No caso do câmbio, ou do eixo traseiro com diferencial se for o caso, a história é exatamente a mesma. Um lubrificante mineral, mesmo que adequadamente aditivado, pode ter rompido o seu filme lubrificante entre os dentes das engrenagens, se não houver o espaço e a folga correta para o lubrificante evitar o contato entre as partes metálicas. Nos câmbios e diferencial também é preciso usar o óleo correto, por mais tentador que seja o preço mais baixo dos lubrificantes minerais.
Os lubrificantes minerais atendiam muito bem as exigências da indústria automobilística quando as folgas e a qualidade de usinagem dos componentes eram diferentes das de hoje. Atualmente, além da precisão de funcionamento e o espaço justo entre os componentes de um trem de força, há também a dureza dos metais, que tem camada cada vez mais fina, exigindo lubrificação correta e sem falhas.
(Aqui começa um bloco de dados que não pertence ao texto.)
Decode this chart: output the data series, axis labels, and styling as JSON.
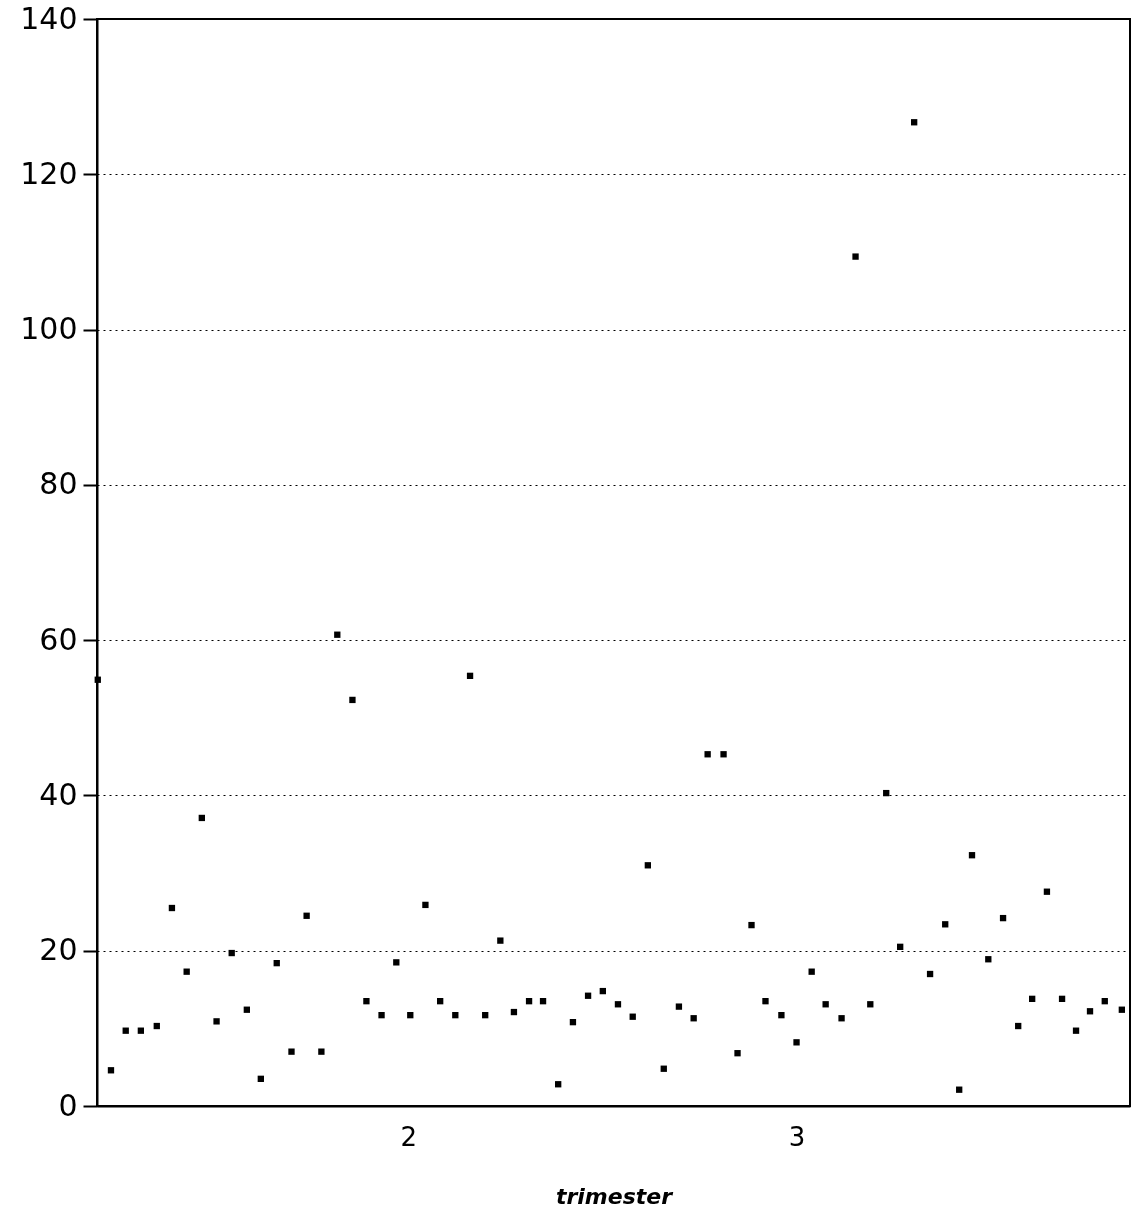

Nos manuais de instrução de cada carro estão as especificações corretas para essas trocas, ou, senão, uma rápida, e confiável, busca pela internet vai lhe trazer as informações corretas.
Um caso à parte é o dos câmbios automáticos, que também estão bem mais frequentes no mercado brasileiro, quer seja nos carros nacionais ou nos importados. Para a grande maioria dos consumidores, o câmbio automático passa a impressão de que não requer nenhum tipo de manutenção, justamente por ser automático. Errado! Hoje, o reparo de uma caixa automática pode até ser mais caro que o preço do próprio carro, e passa do preço de um reparo no motor. Isso se deve ao maior valor dos seus componentes, e à manutenção especializada mais cara nos serviços.
Com óleo incorreto em seu interior, o câmbio automático pode simplesmente deixar de funcionar. O carro nem chega a sair do lugar. Nos casos menos graves, ele entra em modo de emergência e limita velocidade do carro e rotação do motor, fora que, antes disso, comportamentos anormais podem aparecer: trancos na saída ou nas trocas, erro de tempo nas passagens de marchas, lentidão na operação e por aí vai.
Lembro-me de um desatendo dono de Audi que resolveu trocar o fluido do câmbio automático de seu carro num posto comum do litoral de São Paulo. O desinformado frentista subiu o carro no elevador, esgotou o óleo velho, e colocou nele um óleo de câmbio comum. O resultado prático é que o carro alemão sequer saiu do elevador, pois o sistema eletrônico detectou a falha e não engatou nada após entrar em modo de segurança, evitando danos ainda maiores.
Teve que sair de lá guinchado direto para uma concessionária da marca na capital, que precisou esgotar o óleo errado, fazer uma limpeza interna no câmbio, ressetar todos os erros da central eletrônica e, só aí, trazer o carro de volta à vida. O custo de toda essa operação eu nem preciso dizer, muito alto, fora o arrependimento de seu proprietário, que certamente nunca mais se atreverá a fazer uma manutenção tão importante em locais não adequados. Por essas e outras, não ande com o fluido vencido no câmbio: o risco é grande.
O mundo das lubrificações já está tão específico que já se criaram até lubrificantes para cada tipo de aplicação, a exemplo dos óleos para carros híbridos. Eles são sintéticos, têm baixa viscosidade (0W20) para proporcionar eficiência mecânica e atendem às novas especificações API SP. Os motores a combustão dos híbridos têm operação peculiar. geralmente funcionam com menor variação de rotação, funcionam em alta rotação mesmo frios (todo híbrido inicia marcha pelo motor elétrico) e ligam e desligam com frequência durante o percurso. Um desses óleos é o Motul NGEN Hybrid, lançado ontem no Festival Interlagos 2023.
Isso é só para que se tenha uma ideia da especificidade dos lubrificantes, quer sejam os de motor ou os de engrenagens, e serve como prova cabal que óleo não é tudo igual: tem um para cada tipo de carro, trem de força e utilização. Fique atento!.